The AI algorithm “Bigger, Better, Faster” masters 26 Atari games in just two hours, matching human efficiency.
Reinforcement learning is one of Google Deepmind’s core research areas, and could one day solve many real-world problems with AI. One big problem, however, is that it tends to be very inefficient: RL algorithms require a lot of training data and a lot of computing power. In their latest work, Google Deepmind and researchers from Mila and University of Montreal show that it can be done differently.
Bigger, Better, Faster learns Atari games in two hours
The Bigger, Better, Faster (BBF) model averaged superhuman performance on Atari benchmarks. This is nothing new – other reinforcement learning agents have beaten humans in Atari games.
However, BBF learns with only 2 hours of gameplay, which is the same amount of practice time that human testers can use in the benchmark. Thus, the model-free learning algorithm achieves human learning efficiency and requires significantly less computational power than older methods. Model-free agents learn directly from the rewards and punishments they receive through their interactions with the game world, without explicitly creating a model of the game world.
The team achieved this by using a much larger network, self-monitoring training methods, and other methods to increase efficiency. For example, BBF can be trained on a single Nvidia A100 GPU, whereas other approaches require much more computing power.
Further improvements are possible, Atari still a good benchmark
The team points out that BBF is not yet superior to humans in all games in the benchmark, which omits 29 of the 55 games typically used for RL agents. However, comparing BFF to other models in all 55 games shows that the efficient algorithm is roughly on par with systems trained on 500 times more data.

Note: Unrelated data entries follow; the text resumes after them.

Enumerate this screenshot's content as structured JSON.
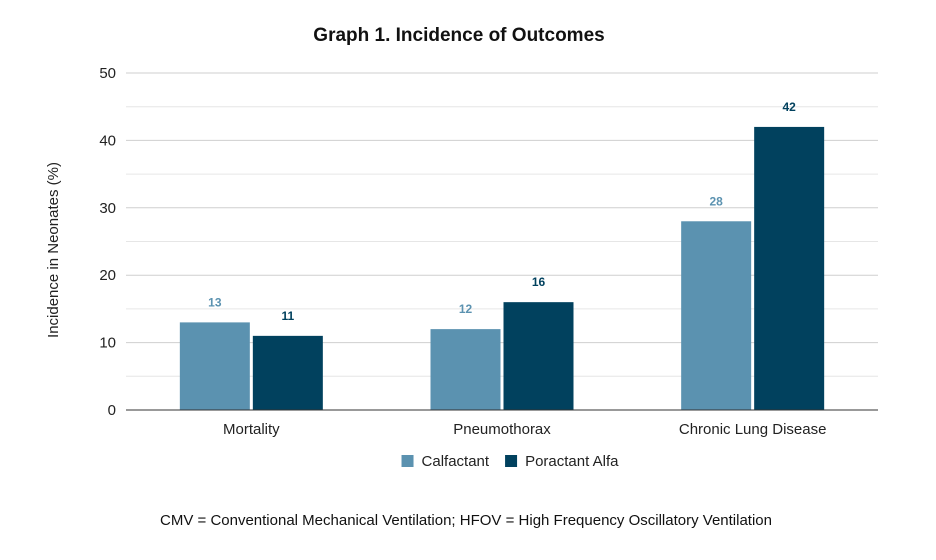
{
  "chart_data": {
    "type": "bar",
    "title": "Graph 1. Incidence of Outcomes",
    "xlabel": "",
    "ylabel": "Incidence in Neonates (%)",
    "ylim": [
      0,
      50
    ],
    "yticks": [
      0,
      10,
      20,
      30,
      40,
      50
    ],
    "grid": true,
    "categories": [
      "Mortality",
      "Pneumothorax",
      "Chronic Lung Disease"
    ],
    "series": [
      {
        "name": "Calfactant",
        "color": "#5b92b0",
        "values": [
          13,
          12,
          28
        ]
      },
      {
        "name": "Poractant Alfa",
        "color": "#01415e",
        "values": [
          11,
          16,
          42
        ]
      }
    ],
    "data_labels": true,
    "legend_position": "bottom"
  },
  "footnote": "CMV = Conventional Mechanical Ventilation; HFOV = High Frequency Oscillatory Ventilation"
}
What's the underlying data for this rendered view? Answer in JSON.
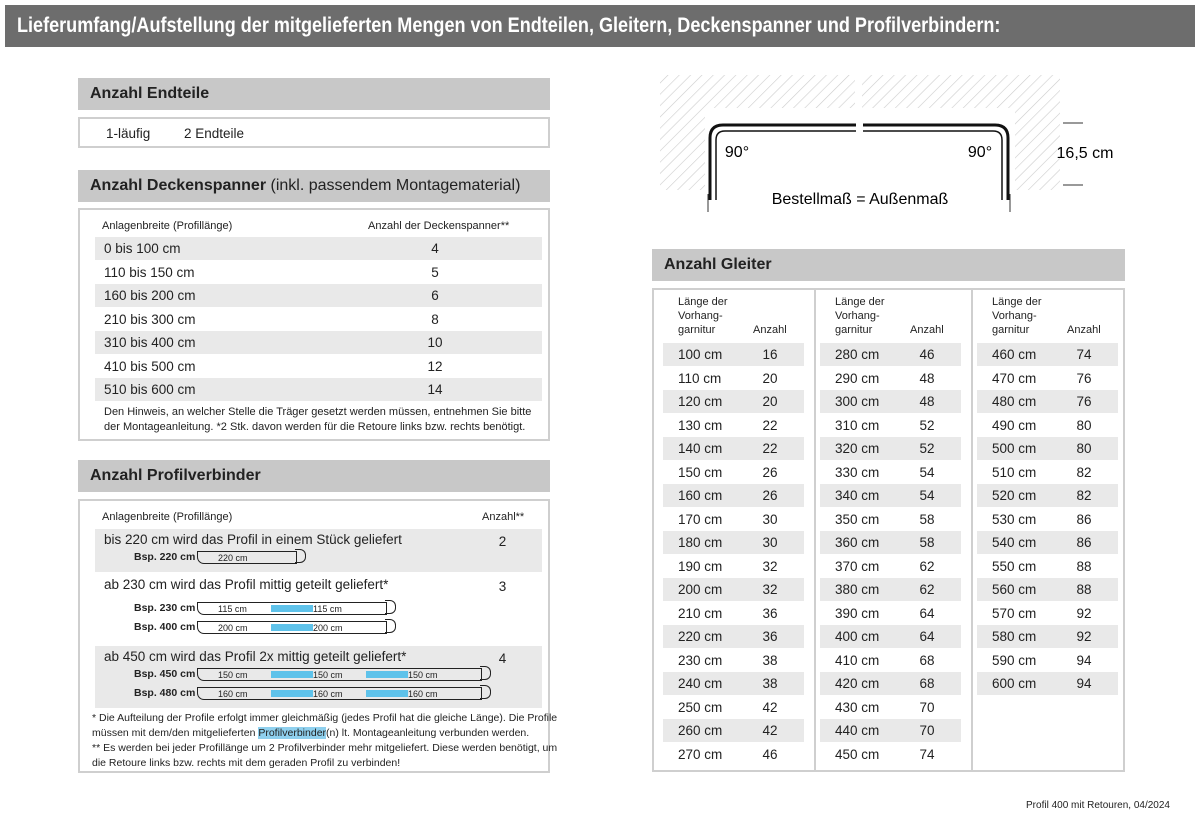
{
  "header": {
    "title": "Lieferumfang/Aufstellung der mitgelieferten Mengen von Endteilen, Gleitern, Deckenspanner und Profilverbindern:"
  },
  "endteile": {
    "title": "Anzahl Endteile",
    "row": [
      "1-läufig",
      "2 Endteile"
    ]
  },
  "deckenspanner": {
    "title": "Anzahl Deckenspanner",
    "title_suffix": "(inkl. passendem Montagematerial)",
    "headers": [
      "Anlagenbreite (Profillänge)",
      "Anzahl der Deckenspanner**"
    ],
    "rows": [
      [
        "0 bis 100 cm",
        4
      ],
      [
        "110 bis 150 cm",
        5
      ],
      [
        "160 bis 200 cm",
        6
      ],
      [
        "210 bis 300 cm",
        8
      ],
      [
        "310 bis 400 cm",
        10
      ],
      [
        "410 bis 500 cm",
        12
      ],
      [
        "510 bis 600 cm",
        14
      ]
    ],
    "notes": [
      "Den Hinweis, an welcher Stelle die Träger gesetzt werden müssen, entnehmen Sie bitte",
      "der Montageanleitung. *2 Stk. davon werden für die Retoure links bzw. rechts benötigt."
    ]
  },
  "profilverbinder": {
    "title": "Anzahl Profilverbinder",
    "headers": [
      "Anlagenbreite (Profillänge)",
      "Anzahl**"
    ],
    "groups": [
      {
        "text": "bis 220 cm wird das Profil in einem Stück geliefert",
        "count": 2,
        "examples": [
          {
            "label": "Bsp. 220 cm",
            "segments": [
              "220 cm"
            ]
          }
        ]
      },
      {
        "text": "ab 230 cm wird das Profil mittig geteilt geliefert*",
        "count": 3,
        "examples": [
          {
            "label": "Bsp. 230 cm",
            "segments": [
              "115 cm",
              "115 cm"
            ]
          },
          {
            "label": "Bsp. 400 cm",
            "segments": [
              "200 cm",
              "200 cm"
            ]
          }
        ]
      },
      {
        "text": "ab 450 cm wird das Profil 2x mittig geteilt geliefert*",
        "count": 4,
        "examples": [
          {
            "label": "Bsp. 450 cm",
            "segments": [
              "150 cm",
              "150 cm",
              "150 cm"
            ]
          },
          {
            "label": "Bsp. 480 cm",
            "segments": [
              "160 cm",
              "160 cm",
              "160 cm"
            ]
          }
        ]
      }
    ],
    "notes": [
      {
        "parts": [
          "* Die Aufteilung der Profile erfolgt immer gleichmäßig (jedes Profil hat die gleiche Länge). Die Profile"
        ]
      },
      {
        "parts": [
          "müssen mit dem/den mitgelieferten ",
          "Profilverbinder",
          "(n) lt. Montageanleitung verbunden werden."
        ]
      },
      {
        "parts": [
          "** Es werden bei jeder Profillänge um 2 Profilverbinder mehr mitgeliefert. Diese werden benötigt, um"
        ]
      },
      {
        "parts": [
          "die Retoure links bzw. rechts mit dem geraden Profil zu verbinden!"
        ]
      }
    ]
  },
  "diagram": {
    "angle_left": "90°",
    "angle_right": "90°",
    "height": "16,5 cm",
    "caption": "Bestellmaß = Außenmaß"
  },
  "gleiter": {
    "title": "Anzahl Gleiter",
    "header_length": [
      "Länge der",
      "Vorhang-",
      "garnitur"
    ],
    "header_count": "Anzahl",
    "columns": [
      [
        [
          "100 cm",
          16
        ],
        [
          "110 cm",
          20
        ],
        [
          "120 cm",
          20
        ],
        [
          "130 cm",
          22
        ],
        [
          "140 cm",
          22
        ],
        [
          "150 cm",
          26
        ],
        [
          "160 cm",
          26
        ],
        [
          "170 cm",
          30
        ],
        [
          "180 cm",
          30
        ],
        [
          "190 cm",
          32
        ],
        [
          "200 cm",
          32
        ],
        [
          "210 cm",
          36
        ],
        [
          "220 cm",
          36
        ],
        [
          "230 cm",
          38
        ],
        [
          "240 cm",
          38
        ],
        [
          "250 cm",
          42
        ],
        [
          "260 cm",
          42
        ],
        [
          "270 cm",
          46
        ]
      ],
      [
        [
          "280 cm",
          46
        ],
        [
          "290 cm",
          48
        ],
        [
          "300 cm",
          48
        ],
        [
          "310 cm",
          52
        ],
        [
          "320 cm",
          52
        ],
        [
          "330 cm",
          54
        ],
        [
          "340 cm",
          54
        ],
        [
          "350 cm",
          58
        ],
        [
          "360 cm",
          58
        ],
        [
          "370 cm",
          62
        ],
        [
          "380 cm",
          62
        ],
        [
          "390 cm",
          64
        ],
        [
          "400 cm",
          64
        ],
        [
          "410 cm",
          68
        ],
        [
          "420 cm",
          68
        ],
        [
          "430 cm",
          70
        ],
        [
          "440 cm",
          70
        ],
        [
          "450 cm",
          74
        ]
      ],
      [
        [
          "460 cm",
          74
        ],
        [
          "470 cm",
          76
        ],
        [
          "480 cm",
          76
        ],
        [
          "490 cm",
          80
        ],
        [
          "500 cm",
          80
        ],
        [
          "510 cm",
          82
        ],
        [
          "520 cm",
          82
        ],
        [
          "530 cm",
          86
        ],
        [
          "540 cm",
          86
        ],
        [
          "550 cm",
          88
        ],
        [
          "560 cm",
          88
        ],
        [
          "570 cm",
          92
        ],
        [
          "580 cm",
          92
        ],
        [
          "590 cm",
          94
        ],
        [
          "600 cm",
          94
        ]
      ]
    ]
  },
  "footer": {
    "text": "Profil 400 mit Retouren, 04/2024"
  }
}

The team also sees this as an indication that the Atari benchmark is still a good benchmark for RL, making the research fundable for smaller research teams.
Previous efficient RL algorithms have also shown weaknesses in scaling, whereas BFF has no limitations and continues to gain performance with more training data.
“Overall, we hope that our work inspires other researchers to continue pushing the frontier of sample efficiency in deep RL forward, to ultimately reach human-level performance across all tasks with human-level or superhuman efficiency,” the team concludes.
More efficient RL algorithms could re-establish the method in an AI landscape currently dominated by self-supervised models.